The more samples you have, the more genomes in this case, the better you can estimate the actual average. With enough samples the actual population mean is overwhelmingly likely to be the same as your estimate.

If the vast majority of people have 99% identical whatever, that's a very tightly grouped distribution around the mean with very low variance. It's practically a vertical line instead of a curve.

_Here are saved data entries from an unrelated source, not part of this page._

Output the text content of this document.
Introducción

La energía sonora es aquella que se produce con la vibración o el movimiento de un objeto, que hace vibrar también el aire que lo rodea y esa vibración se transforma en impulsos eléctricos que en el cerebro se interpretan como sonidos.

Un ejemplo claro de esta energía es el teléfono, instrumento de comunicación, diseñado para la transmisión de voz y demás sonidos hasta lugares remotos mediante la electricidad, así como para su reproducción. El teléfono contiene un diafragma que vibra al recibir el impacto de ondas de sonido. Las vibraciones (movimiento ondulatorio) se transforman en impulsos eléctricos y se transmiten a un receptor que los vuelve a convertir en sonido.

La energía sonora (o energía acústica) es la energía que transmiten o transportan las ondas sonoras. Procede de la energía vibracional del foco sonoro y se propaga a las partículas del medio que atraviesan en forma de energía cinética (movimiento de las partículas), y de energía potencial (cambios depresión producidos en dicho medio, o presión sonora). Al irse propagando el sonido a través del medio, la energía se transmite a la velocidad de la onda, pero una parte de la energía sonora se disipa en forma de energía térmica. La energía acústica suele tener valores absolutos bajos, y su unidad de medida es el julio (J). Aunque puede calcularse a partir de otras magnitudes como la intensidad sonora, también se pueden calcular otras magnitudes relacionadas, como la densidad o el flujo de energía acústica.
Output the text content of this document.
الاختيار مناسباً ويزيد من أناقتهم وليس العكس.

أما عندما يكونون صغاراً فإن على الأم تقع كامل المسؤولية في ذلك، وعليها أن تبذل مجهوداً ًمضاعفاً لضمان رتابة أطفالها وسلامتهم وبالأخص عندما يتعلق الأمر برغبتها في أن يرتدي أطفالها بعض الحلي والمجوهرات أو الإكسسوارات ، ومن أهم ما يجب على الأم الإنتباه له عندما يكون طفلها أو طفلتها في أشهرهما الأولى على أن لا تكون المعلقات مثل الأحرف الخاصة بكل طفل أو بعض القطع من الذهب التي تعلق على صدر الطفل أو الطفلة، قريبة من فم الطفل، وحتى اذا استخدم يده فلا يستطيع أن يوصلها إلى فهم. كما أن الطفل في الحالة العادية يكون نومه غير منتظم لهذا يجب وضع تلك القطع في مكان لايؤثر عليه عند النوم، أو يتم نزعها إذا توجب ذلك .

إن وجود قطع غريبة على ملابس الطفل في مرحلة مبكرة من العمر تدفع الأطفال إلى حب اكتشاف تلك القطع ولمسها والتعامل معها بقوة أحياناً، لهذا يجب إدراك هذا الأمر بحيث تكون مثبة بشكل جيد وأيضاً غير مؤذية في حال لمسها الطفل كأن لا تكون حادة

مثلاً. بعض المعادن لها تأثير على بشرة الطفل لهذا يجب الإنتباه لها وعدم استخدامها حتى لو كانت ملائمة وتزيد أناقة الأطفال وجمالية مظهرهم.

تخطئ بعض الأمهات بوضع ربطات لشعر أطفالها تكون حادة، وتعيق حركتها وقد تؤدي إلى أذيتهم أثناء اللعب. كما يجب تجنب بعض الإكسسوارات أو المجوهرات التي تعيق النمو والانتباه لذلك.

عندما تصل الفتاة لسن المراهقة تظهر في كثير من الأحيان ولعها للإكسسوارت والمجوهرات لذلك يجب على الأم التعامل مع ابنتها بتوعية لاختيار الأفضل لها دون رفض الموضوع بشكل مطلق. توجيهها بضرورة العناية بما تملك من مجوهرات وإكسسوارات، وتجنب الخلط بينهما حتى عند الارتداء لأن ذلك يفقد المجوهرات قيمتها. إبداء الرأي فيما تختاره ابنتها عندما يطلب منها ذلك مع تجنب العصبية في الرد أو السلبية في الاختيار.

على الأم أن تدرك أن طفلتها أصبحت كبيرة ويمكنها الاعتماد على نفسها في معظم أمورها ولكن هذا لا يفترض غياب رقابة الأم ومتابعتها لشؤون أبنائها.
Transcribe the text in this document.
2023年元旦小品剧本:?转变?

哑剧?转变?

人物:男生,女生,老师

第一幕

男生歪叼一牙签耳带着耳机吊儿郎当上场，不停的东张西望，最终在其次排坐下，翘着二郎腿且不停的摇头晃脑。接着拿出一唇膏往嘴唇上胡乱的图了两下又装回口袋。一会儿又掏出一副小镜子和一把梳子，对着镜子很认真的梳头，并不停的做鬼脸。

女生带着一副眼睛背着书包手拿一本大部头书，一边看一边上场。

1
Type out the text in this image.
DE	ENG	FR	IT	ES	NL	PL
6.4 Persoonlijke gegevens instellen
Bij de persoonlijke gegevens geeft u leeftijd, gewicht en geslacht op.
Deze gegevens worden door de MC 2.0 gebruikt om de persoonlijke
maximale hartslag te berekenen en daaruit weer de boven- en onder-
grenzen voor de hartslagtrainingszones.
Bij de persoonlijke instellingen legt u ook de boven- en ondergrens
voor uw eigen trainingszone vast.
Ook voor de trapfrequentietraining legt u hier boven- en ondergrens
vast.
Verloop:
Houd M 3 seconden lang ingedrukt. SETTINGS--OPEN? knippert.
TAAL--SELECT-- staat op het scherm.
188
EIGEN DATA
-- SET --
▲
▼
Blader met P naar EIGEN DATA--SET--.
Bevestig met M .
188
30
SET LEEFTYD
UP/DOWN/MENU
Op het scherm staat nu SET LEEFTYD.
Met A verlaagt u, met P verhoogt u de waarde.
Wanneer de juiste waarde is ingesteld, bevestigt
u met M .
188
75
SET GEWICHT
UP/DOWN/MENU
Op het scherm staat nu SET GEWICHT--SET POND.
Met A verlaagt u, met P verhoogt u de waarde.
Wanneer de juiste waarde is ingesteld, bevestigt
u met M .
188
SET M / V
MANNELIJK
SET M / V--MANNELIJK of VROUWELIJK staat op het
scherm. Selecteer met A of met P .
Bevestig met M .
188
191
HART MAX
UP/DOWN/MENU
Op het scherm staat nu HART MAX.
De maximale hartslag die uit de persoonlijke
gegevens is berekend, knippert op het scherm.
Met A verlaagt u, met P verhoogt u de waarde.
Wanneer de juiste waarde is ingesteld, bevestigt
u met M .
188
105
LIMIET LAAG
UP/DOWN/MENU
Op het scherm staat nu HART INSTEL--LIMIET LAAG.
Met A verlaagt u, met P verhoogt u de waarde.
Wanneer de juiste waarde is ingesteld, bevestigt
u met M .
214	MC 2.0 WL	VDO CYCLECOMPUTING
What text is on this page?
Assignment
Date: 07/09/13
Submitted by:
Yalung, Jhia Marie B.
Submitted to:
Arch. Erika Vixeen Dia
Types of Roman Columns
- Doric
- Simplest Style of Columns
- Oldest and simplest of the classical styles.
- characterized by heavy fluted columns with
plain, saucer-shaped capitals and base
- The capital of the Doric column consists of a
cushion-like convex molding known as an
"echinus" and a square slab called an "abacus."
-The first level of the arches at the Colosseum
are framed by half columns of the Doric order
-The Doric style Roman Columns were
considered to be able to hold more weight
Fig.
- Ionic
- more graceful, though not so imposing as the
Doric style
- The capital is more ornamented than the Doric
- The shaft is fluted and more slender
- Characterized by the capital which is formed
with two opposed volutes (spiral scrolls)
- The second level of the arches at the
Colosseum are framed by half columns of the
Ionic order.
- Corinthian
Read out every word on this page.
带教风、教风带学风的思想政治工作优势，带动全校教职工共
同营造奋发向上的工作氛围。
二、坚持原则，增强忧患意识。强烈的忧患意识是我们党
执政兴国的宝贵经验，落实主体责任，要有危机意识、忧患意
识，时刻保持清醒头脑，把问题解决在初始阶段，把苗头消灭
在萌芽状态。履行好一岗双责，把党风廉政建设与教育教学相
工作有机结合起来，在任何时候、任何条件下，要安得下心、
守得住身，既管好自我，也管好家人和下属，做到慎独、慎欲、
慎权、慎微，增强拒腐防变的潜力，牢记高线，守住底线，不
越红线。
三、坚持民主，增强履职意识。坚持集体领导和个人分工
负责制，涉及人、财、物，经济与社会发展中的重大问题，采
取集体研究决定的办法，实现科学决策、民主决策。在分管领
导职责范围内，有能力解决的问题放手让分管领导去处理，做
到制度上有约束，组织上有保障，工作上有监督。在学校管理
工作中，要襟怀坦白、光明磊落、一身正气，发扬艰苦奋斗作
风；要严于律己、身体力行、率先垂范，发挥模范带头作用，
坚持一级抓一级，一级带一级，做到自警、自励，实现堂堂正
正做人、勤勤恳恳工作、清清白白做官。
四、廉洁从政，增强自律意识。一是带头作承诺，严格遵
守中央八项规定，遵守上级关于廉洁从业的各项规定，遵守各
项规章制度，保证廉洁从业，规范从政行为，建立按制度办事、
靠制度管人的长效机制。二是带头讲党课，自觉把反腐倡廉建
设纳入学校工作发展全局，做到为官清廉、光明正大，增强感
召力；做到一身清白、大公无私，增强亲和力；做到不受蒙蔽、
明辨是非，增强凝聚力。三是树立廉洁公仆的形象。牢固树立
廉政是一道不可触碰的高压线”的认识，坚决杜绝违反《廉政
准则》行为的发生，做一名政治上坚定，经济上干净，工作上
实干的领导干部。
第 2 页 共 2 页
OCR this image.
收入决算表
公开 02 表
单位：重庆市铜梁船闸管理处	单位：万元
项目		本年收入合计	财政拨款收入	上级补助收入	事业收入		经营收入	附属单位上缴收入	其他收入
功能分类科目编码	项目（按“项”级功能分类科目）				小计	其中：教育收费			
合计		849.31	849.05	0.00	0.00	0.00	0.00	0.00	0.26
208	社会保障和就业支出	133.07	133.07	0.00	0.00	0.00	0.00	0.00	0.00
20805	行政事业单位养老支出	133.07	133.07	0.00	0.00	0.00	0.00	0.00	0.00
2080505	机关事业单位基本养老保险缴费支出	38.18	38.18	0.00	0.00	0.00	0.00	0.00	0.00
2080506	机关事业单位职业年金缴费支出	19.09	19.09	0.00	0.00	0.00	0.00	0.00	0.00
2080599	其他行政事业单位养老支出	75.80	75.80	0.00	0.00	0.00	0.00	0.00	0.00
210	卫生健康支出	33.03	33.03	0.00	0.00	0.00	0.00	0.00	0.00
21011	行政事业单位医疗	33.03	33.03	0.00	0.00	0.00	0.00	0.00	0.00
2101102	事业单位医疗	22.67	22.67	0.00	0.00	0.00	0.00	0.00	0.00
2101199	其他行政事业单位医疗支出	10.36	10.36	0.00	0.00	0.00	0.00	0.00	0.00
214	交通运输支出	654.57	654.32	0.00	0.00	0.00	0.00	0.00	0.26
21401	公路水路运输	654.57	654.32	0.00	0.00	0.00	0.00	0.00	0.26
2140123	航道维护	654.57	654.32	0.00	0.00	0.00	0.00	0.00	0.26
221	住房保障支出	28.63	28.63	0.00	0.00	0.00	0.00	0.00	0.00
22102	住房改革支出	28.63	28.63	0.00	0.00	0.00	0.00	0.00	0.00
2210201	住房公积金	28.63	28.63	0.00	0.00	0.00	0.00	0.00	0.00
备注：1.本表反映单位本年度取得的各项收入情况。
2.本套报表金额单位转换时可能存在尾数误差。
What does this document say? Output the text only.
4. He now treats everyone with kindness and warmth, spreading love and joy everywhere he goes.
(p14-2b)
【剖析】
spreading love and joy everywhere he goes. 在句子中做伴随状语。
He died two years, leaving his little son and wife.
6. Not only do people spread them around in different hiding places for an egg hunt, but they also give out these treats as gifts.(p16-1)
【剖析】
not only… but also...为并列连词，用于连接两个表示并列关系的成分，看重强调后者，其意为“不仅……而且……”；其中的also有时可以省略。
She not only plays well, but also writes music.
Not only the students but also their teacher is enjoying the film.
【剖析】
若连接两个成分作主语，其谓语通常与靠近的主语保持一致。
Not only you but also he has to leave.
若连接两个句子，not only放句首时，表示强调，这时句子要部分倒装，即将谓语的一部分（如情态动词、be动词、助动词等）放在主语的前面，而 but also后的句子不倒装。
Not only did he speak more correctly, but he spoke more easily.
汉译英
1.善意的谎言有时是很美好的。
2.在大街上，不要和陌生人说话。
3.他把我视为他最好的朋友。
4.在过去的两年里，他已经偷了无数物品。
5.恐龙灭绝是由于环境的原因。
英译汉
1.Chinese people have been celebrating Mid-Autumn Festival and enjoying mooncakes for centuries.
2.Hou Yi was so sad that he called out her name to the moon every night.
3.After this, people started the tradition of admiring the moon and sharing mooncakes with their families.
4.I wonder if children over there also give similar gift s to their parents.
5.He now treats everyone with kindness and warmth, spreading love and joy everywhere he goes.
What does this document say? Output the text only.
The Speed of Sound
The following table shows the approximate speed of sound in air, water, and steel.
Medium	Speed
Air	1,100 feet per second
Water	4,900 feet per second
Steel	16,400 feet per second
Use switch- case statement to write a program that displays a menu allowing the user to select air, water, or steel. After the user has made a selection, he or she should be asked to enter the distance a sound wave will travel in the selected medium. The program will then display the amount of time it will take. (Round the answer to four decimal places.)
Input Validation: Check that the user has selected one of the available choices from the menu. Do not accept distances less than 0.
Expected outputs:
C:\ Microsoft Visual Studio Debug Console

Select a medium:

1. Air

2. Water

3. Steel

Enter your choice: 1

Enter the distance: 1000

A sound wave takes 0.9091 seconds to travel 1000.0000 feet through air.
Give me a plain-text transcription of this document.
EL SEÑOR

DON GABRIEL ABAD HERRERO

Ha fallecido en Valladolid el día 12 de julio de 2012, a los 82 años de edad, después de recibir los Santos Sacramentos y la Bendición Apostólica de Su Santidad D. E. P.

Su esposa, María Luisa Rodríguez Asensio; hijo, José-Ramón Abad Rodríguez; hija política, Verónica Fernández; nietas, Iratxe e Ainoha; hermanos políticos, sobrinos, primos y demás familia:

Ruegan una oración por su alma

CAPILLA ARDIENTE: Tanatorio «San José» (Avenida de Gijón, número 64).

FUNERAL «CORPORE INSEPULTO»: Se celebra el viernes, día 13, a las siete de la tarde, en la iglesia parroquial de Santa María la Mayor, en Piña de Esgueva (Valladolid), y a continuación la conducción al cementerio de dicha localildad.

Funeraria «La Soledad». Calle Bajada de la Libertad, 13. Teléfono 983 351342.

[deleted] t1_isime79 wrote on October 16, 2022 at 7:19 AM

[removed]

Slappy_G t1_isjxerj wrote on October 16, 2022 at 3:34 PM

This is totally unrelated but I've also heard the figure of 1.6% for how different chimpanzees are compared to humans. So has that figure been revised, or are we saying that the variation inside of humans is much closer to the variation between the two species?

Cuco1981 t1_isk0dcq wrote on October 16, 2022 at 3:54 PM

The differences are too complex to be reduced to a simple percentage. For instance, we have differing number of chromosomes.

[deleted] t1_ispqcme wrote on October 17, 2022 at 7:56 PM

[removed]

[deleted] t1_isgtc9q wrote on October 15, 2022 at 9:46 PM

[removed]

[deleted] t1_ishrxb0 wrote on October 16, 2022 at 2:12 AM

[removed]

Cornelius_Physales t1_isig1v7 wrote on October 16, 2022 at 6:00 AM

And even the reference of the 1000 genome project leaves out low-complex regions. The first whole genome of a human from telomere to telomete was only completely sequenced last year.

creperobot t1_isigt3p wrote on October 16, 2022 at 6:08 AM

So what is the largest difference between the two most extreme samples?

[deleted] t1_isirhgs wrote on October 16, 2022 at 8:29 AM

[removed]

PeanutSalsa OP t1_iskk2g1 wrote on October 16, 2022 at 6:00 PM

How is it determined this is talking about both coding and non-coding DNA combined?